Costumávamos ficar até as primeiras horas da manhã conversando. Ele deitando em sua cama, e eu em um pequeno amontoado de cobertas que Dona Suzana arrumava pra mim, sempre que eu dormia lá. Falávamos de tudo. Falávamos de nada. Tínhamos todo o tempo do mundo e um assunto inesgotável. Bolávamos planos para furtar todas as bolinhas de gude dos Gêmeos, Francisco e Carlinhos, sem eles notarem, falávamos com descaso das nossas notas baixíssimas nos testes da escola, falávamos das meninas que passavam na praia, usando saias mínimas.

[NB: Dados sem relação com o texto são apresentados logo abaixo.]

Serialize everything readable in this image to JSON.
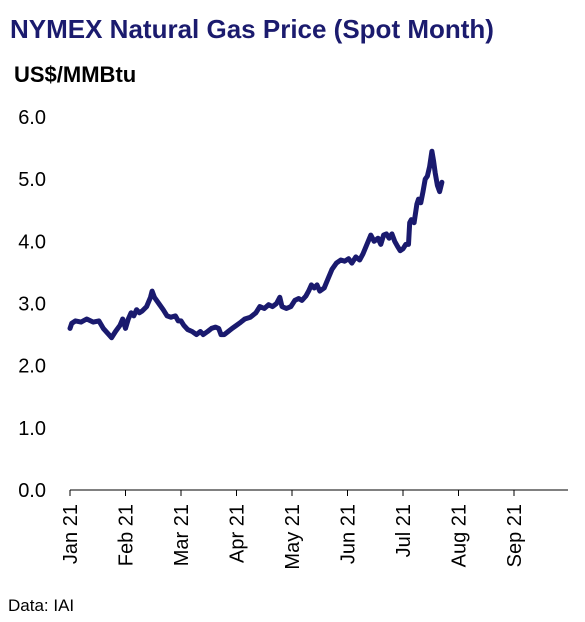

Acho que de todas essas noites passadas sob o teto mofado do casebre, a que nunca saiu de mim, foi a noite em que Pedro chorou, por medo de seu pai sair de casa.
- Ele mais minha mãe brigaram de novo, Duda. Acho que dessa vez não tem volta não. O pai saiu e não voltou ainda... tem mais volta não. - Chorou, me abraçou, e eu nada disse. Não dissemos mais nada naquela noite, em que o barulho das ondas se chocando com as rochas, engoliram os soluços de Pedro.

Ele se foi em uma manhã chuvosa de março, mochila nas costas, violão em baixo do braço, e Rosa, com quem tinha a mão esquerda entrelaçada. Lembro que na mesma tarde, chorei escondido, em baixo de uma ponte aonde costumávamos jogar bola.
Pedro nasceu pra ser livre, pra ser do mundo, e eu pra ficar aqui, no Porto de Santos, pra sempre. E mesmo assim, nunca existiu amizade como a de Duda e Pedro B e ninguém nunca me ensinou nada como aquele moleque de 15 anos ensinou.

O sol desce agora, a maré começa a subir, sinto a brisa leve refrescar meu rosto. O riso de Pedro ecoa livre e divertido, pelo Porto de Santos.